Re: How to add village level characteristics [message #24910 is a reply to message #24884] |
Mon, 01 August 2022 12:27 |
Janet-DHS
Messages: 888 Registered: April 2022
|
Senior Member |
|
|
Following is a response from DHS Research & Data Analysis Director, Tom Pullum:
Cluster-level control variables would usually be interpreted as something like the proportion of the households in the bottom two wealth quintiles or the proportion of women with no schooling, etc. You can also attach cluster-level variables using the geographic covariates data file.
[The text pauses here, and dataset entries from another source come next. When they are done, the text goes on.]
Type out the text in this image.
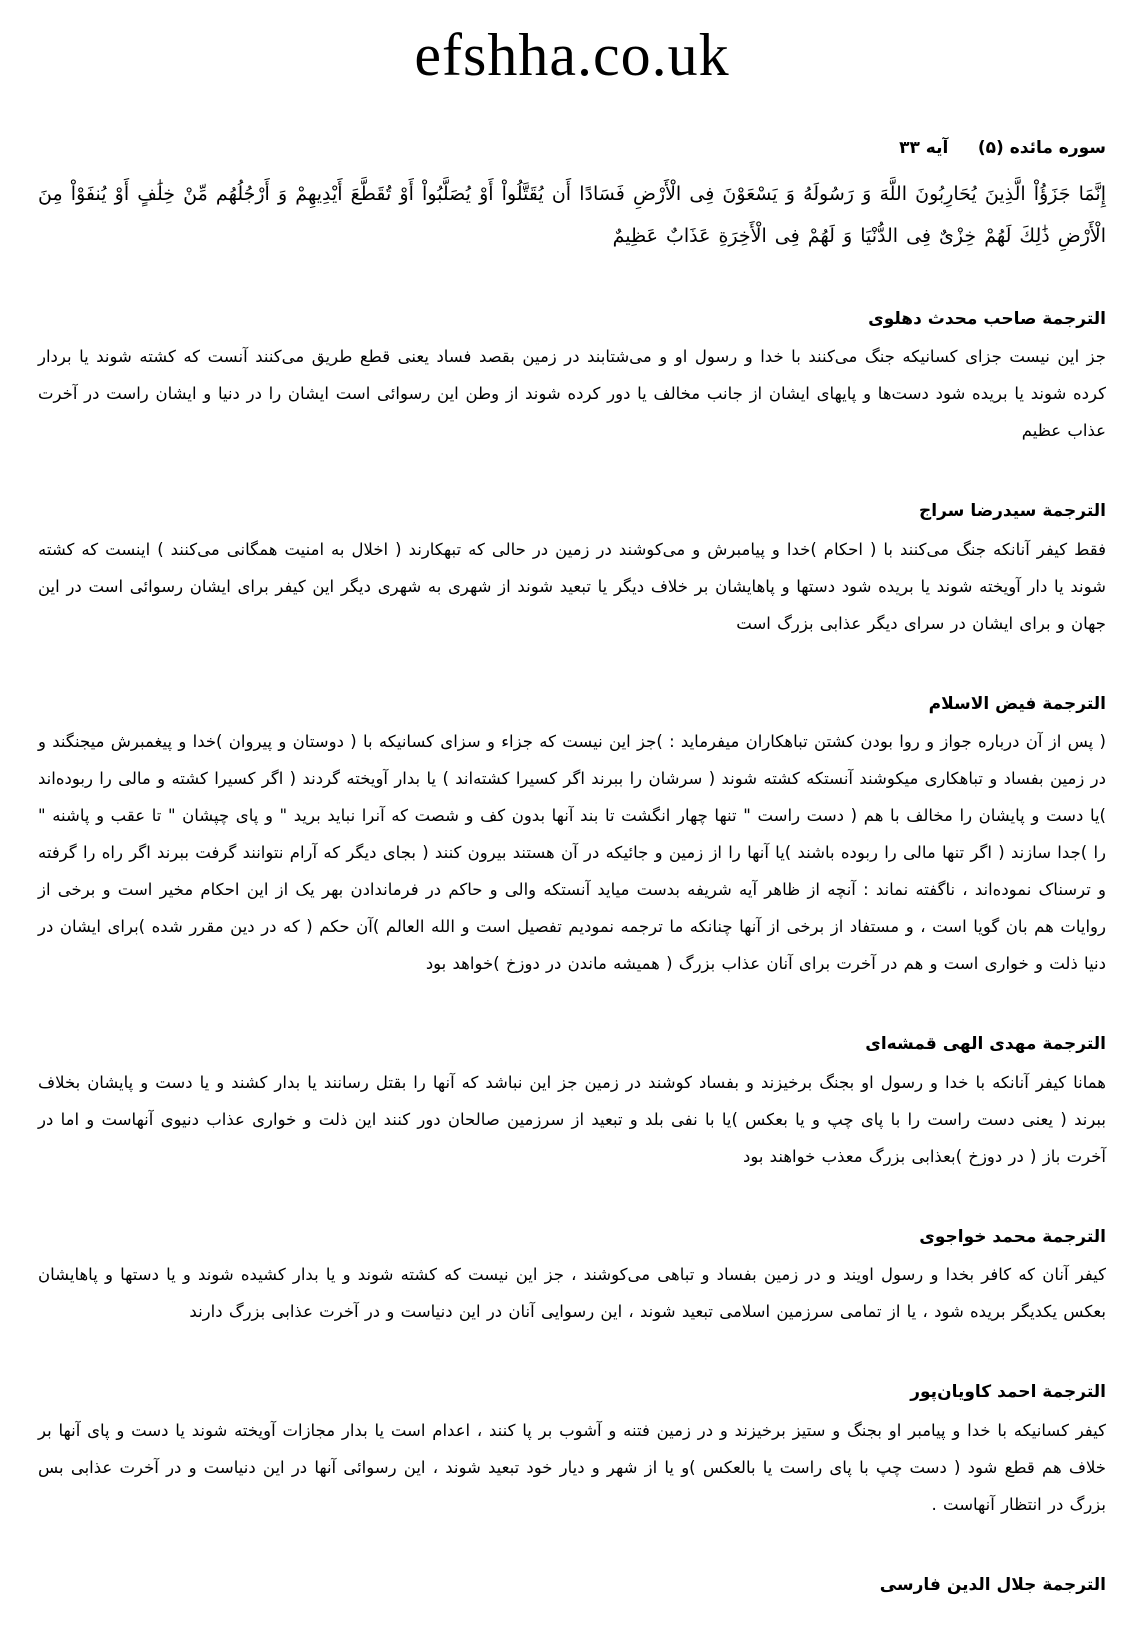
efshha.co.uk
سوره مائده (۵)     آیه ۳۳
إِنَّمَا جَزَؤُاْ الَّذِينَ يُحَارِبُونَ اللَّهَ وَ رَسُولَهُ وَ يَسْعَوْنَ فِى الْأَرْضِ فَسَادًا أَن يُقَتَّلُواْ أَوْ يُصَلَّبُواْ أَوْ تُقَطَّعَ أَيْدِيهِمْ وَ أَرْجُلُهُم مِّنْ خِلَٰفٍ أَوْ يُنفَوْاْ مِنَ الْأَرْضِ ذَٰلِكَ لَهُمْ خِزْىٌ فِى الدُّنْيَا وَ لَهُمْ فِى الْأَخِرَةِ عَذَابٌ عَظِيمٌ
الترجمة صاحب محدث دهلوی
جز این نیست جزای کسانیکه جنگ می‌کنند با خدا و رسول او و می‌شتابند در زمین بقصد فساد یعنی قطع طریق می‌کنند آنست که کشته شوند یا بردار کرده شوند یا بریده شود دست‌ها و پایهای ایشان از جانب مخالف یا دور کرده شوند از وطن این رسوائی است ایشان را در دنیا و ایشان راست در آخرت عذاب عظیم
الترجمة سیدرضا سراج
فقط کیفر آنانکه جنگ می‌کنند با ( احکام )خدا و پیامبرش و می‌کوشند در زمین در حالی که تبهکارند ( اخلال به امنیت همگانی می‌کنند ) اینست که کشته شوند یا دار آویخته شوند یا بریده شود دستها و پاهایشان بر خلاف دیگر یا تبعید شوند از شهری به شهری دیگر این کیفر برای ایشان رسوائی است در این جهان و برای ایشان در سرای دیگر عذابی بزرگ است
الترجمة فیض الاسلام
( پس از آن درباره جواز و روا بودن کشتن تباهکاران میفرماید : )جز این نیست که جزاء و سزای کسانیکه با ( دوستان و پیروان )خدا و پیغمبرش میجنگند و در زمین بفساد و تباهکاری میکوشند آنستکه کشته شوند ( سرشان را ببرند اگر کسیرا کشته‌اند ) یا بدار آویخته گردند ( اگر کسیرا کشته و مالی را ربوده‌اند )یا دست و پایشان را مخالف با هم ( دست راست " تنها چهار انگشت تا بند آنها بدون کف و شصت که آنرا نباید برید " و پای چپشان " تا عقب و پاشنه " را )جدا سازند ( اگر تنها مالی را ربوده باشند )یا آنها را از زمین و جائیکه در آن هستند بیرون کنند ( بجای دیگر که آرام نتوانند گرفت ببرند اگر راه را گرفته و ترسناک نموده‌اند ، ناگفته نماند : آنچه از ظاهر آیه شریفه بدست میاید آنستکه والی و حاکم در فرماندادن بهر یک از این احکام مخیر است و برخی از روایات هم بان گویا است ، و مستفاد از برخی از آنها چنانکه ما ترجمه نمودیم تفصیل است و الله العالم )آن حکم ( که در دین مقرر شده )برای ایشان در دنیا ذلت و خواری است و هم در آخرت برای آنان عذاب بزرگ ( همیشه ماندن در دوزخ )خواهد بود
الترجمة مهدی الهی قمشه‌ای
همانا کیفر آنانکه با خدا و رسول او بجنگ برخیزند و بفساد کوشند در زمین جز این نباشد که آنها را بقتل رسانند یا بدار کشند و یا دست و پایشان بخلاف ببرند ( یعنی دست راست را با پای چپ و یا بعکس )یا با نفی بلد و تبعید از سرزمین صالحان دور کنند این ذلت و خواری عذاب دنیوی آنهاست و اما در آخرت باز ( در دوزخ )بعذابی بزرگ معذب خواهند بود
الترجمة محمد خواجوی
کیفر آنان که کافر بخدا و رسول اویند و در زمین بفساد و تباهی می‌کوشند ، جز این نیست که کشته شوند و یا بدار کشیده شوند و یا دستها و پاهایشان بعکس یکدیگر بریده شود ، یا از تمامی سرزمین اسلامی تبعید شوند ، این رسوایی آنان در این دنیاست و در آخرت عذابی بزرگ دارند
الترجمة احمد کاویان‌پور
کیفر کسانیکه با خدا و پیامبر او بجنگ و ستیز برخیزند و در زمین فتنه و آشوب بر پا کنند ، اعدام است یا بدار مجازات آویخته شوند یا دست و پای آنها بر خلاف هم قطع شود ( دست چپ با پای راست یا بالعکس )و یا از شهر و دیار خود تبعید شوند ، این رسوائی آنها در این دنیاست و در آخرت عذابی بس بزرگ در انتظار آنهاست .
الترجمة جلال الدین فارسی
Note that the cluster id numbers are nested within states (v024). A unique cluster-level ID could be constructed with "egen cluster_ID=group(v024 v001)" and then a "fixed effects" model would include the term "i.cluster_ID". You definitely should not use fixed effects for clusters. Apart from the time required to run a model with 5000 clusters (if it would run at all), the model would be seriously over-fitted or over-determined and your substantive covariates would become insignificant. I recommend cluster-level variables as described above and/or a multi-level model, which will indicate how much of the total explanatory power is individual-level and how much is cluster-level.
The correspondence between clusters and villages (or neighborhoods, in urban areas) is very loose. Some clusters actually include more than one village, for eample. Such a correspondence is often assumed but you can't rely on it.
|
|
|